Semesta, aku sudah mati dan kehilangan rasa

Nabila Putri Salsabila
2 min readApr 5, 2021

--

Namun aku tidak tahu bagaimana caranya hidup kembali

I remember exactly that I got this from Twitter but I forget whom does this image belong to

Semesta, sebenarnya aku tidak terlalu suka menulis puisi,

karena inspirasi hanya datang saat aku merasa sangat gembira atau sangat sedih, dan beberapa tahun ke belakang rasa-rasanya semua hal telah membuatku gelap mata dan mati (rasa).

Yang aku tidak pernah mengerti, mengapa sesuatu yang tadinya membuat kita sangat senang, malah berbalik menjelma sebagai alasan yang menjadikan kita teramat sedih. Apa karena bahagia itu fana, sedangkan duka itu abadi?

Lalu, mengapa kebahagiaan hanya berlangsung sepersekian detik, sedangkan kesedihan selalu bertahan tidak pernah kunjung beranjak pergi (satu milimeter pun!), padahal ia telah bertamu bertahun-tahun lamanya? Aku sadar bahwa semua tamu harus dijamu, namun bukankah emosi adalah reaksi yang seharusnya datang dan pergi silih berganti? Mengapa kebahagiaan jarang sekali singgah di pikiran?

Maaf ya semesta,

sebenarnya setiap hari aku menenggak racun dan berharap orang lain yang mati, namun herannya ia tetap hidup dan sehat. Sekarang, malah aku yang sekarat.

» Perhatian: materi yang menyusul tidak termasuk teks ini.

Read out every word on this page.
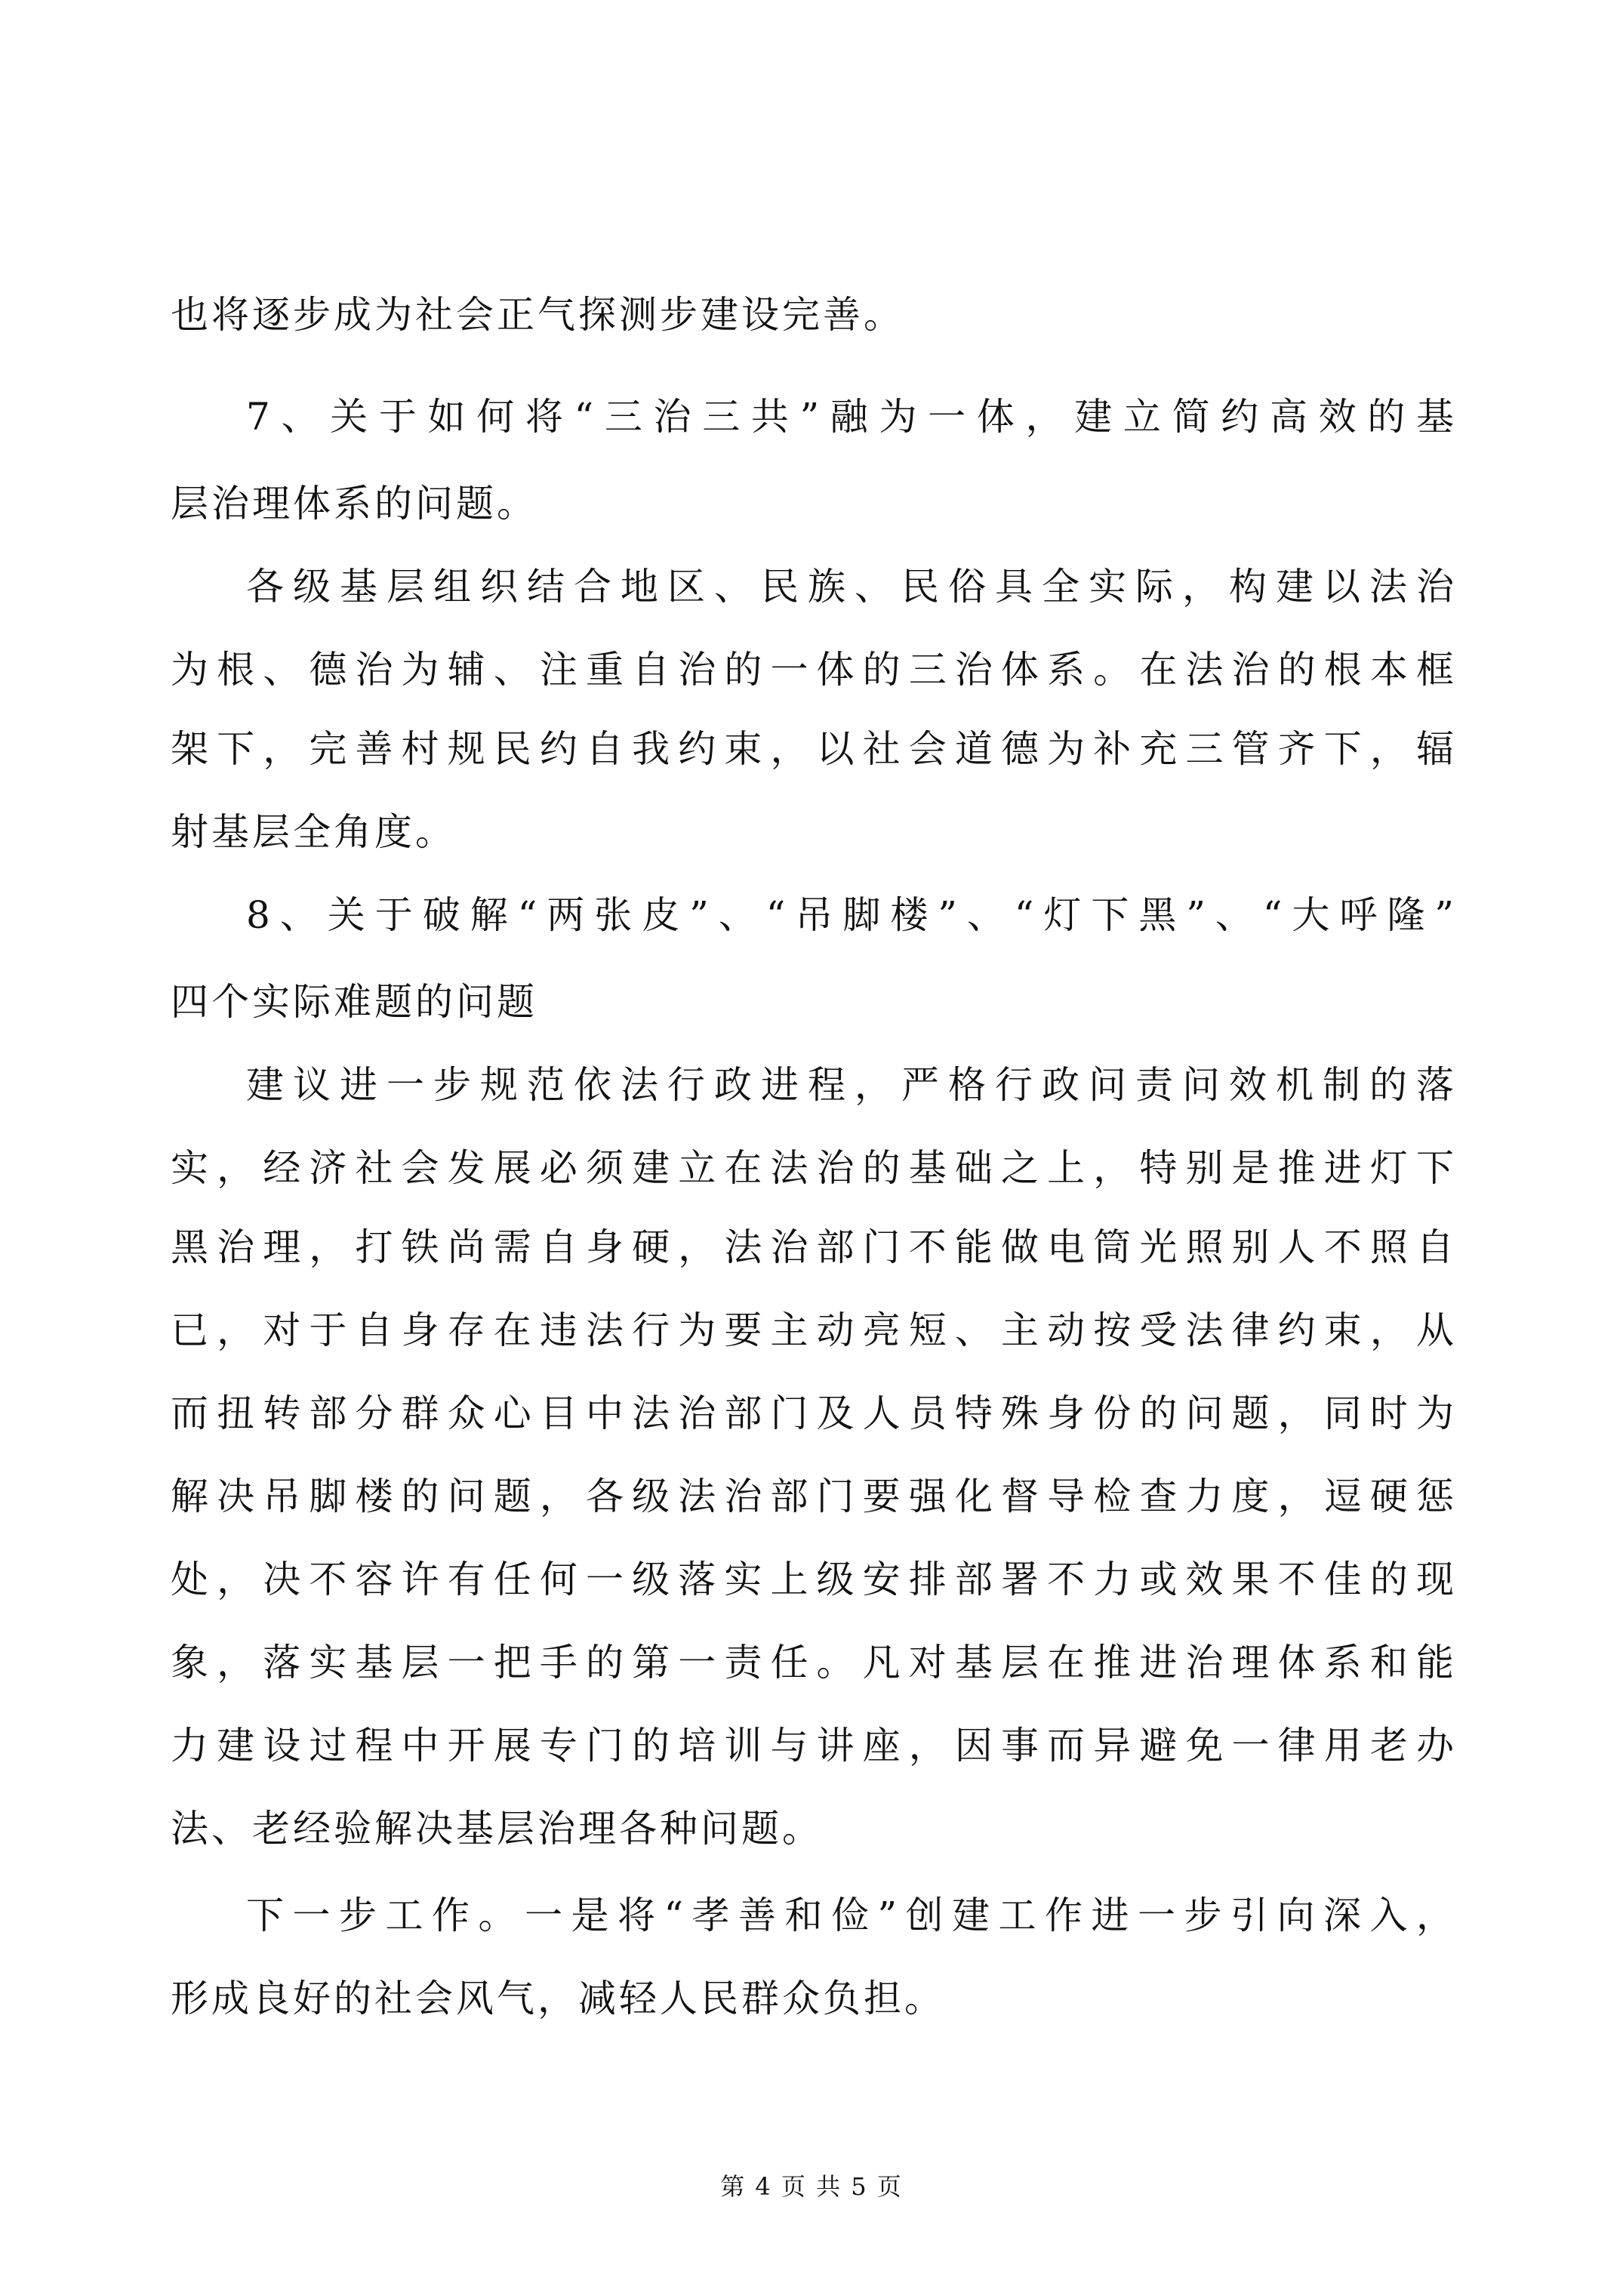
也将逐步成为社会正气探测步建设完善。
7、关于如何将“三治三共”融为一体，建立简约高效的基
层治理体系的问题。
各级基层组织结合地区、民族、民俗具全实际，构建以法治
为根、德治为辅、注重自治的一体的三治体系。在法治的根本框
架下，完善村规民约自我约束，以社会道德为补充三管齐下，辐
射基层全角度。
8、关于破解“两张皮”、“吊脚楼”、“灯下黑”、“大呼隆”
四个实际难题的问题
建议进一步规范依法行政进程，严格行政问责问效机制的落
实，经济社会发展必须建立在法治的基础之上，特别是推进灯下
黑治理，打铁尚需自身硬，法治部门不能做电筒光照别人不照自
已，对于自身存在违法行为要主动亮短、主动按受法律约束，从
而扭转部分群众心目中法治部门及人员特殊身份的问题，同时为
解决吊脚楼的问题，各级法治部门要强化督导检查力度，逗硬惩
处，决不容许有任何一级落实上级安排部署不力或效果不佳的现
象，落实基层一把手的第一责任。凡对基层在推进治理体系和能
力建设过程中开展专门的培训与讲座，因事而异避免一律用老办
法、老经验解决基层治理各种问题。
下一步工作。一是将“孝善和俭”创建工作进一步引向深入，
形成良好的社会风气，减轻人民群众负担。
第 4 页 共 5 页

Kadang aku takut sekali memikirkan bahwa aku bisa mati kapan saja karena rasa sedih yang keterlaluan secara harfiah memang menyesakkan dada. Setiap hari aku bahkan memasang pengingat agar tidak lupa bernafas dan tetap menjalani hidup, karena aku tahu persis bahwa manusia tidak pernah benar-benar ingin mati, manusia hanya ingin hidupnya menjadi lebih baik.

Berbahagialah orang-orang bodoh, egois, tak bertanggung jawab, dan berperasaan dangkal yang tidak pernah memikirkan atau merasakan segala sesuatunya terlalu dalam atau terlalu jauh. Kami setiap hari harus berlutut memohon kepada Tuhan dan semesta agar perasaan kami biarlah hilang selagi mati terkubur, supaya kami bisa tetap melanjutkan hidup yang tenang sebagaimana manusia tidak punya hati maupun otak pada umumnya.

Ironis sekali karena aku selalu berkoar-koar dengan sombong bahwa hidup ini harus menjadi berkat bagi banyak orang, dan aku ingin hidup seratus—seribu tahun lamanya di benak umat manusia, namun aku tidak pernah sekalipun menjadi berkat untuk diri sendiri.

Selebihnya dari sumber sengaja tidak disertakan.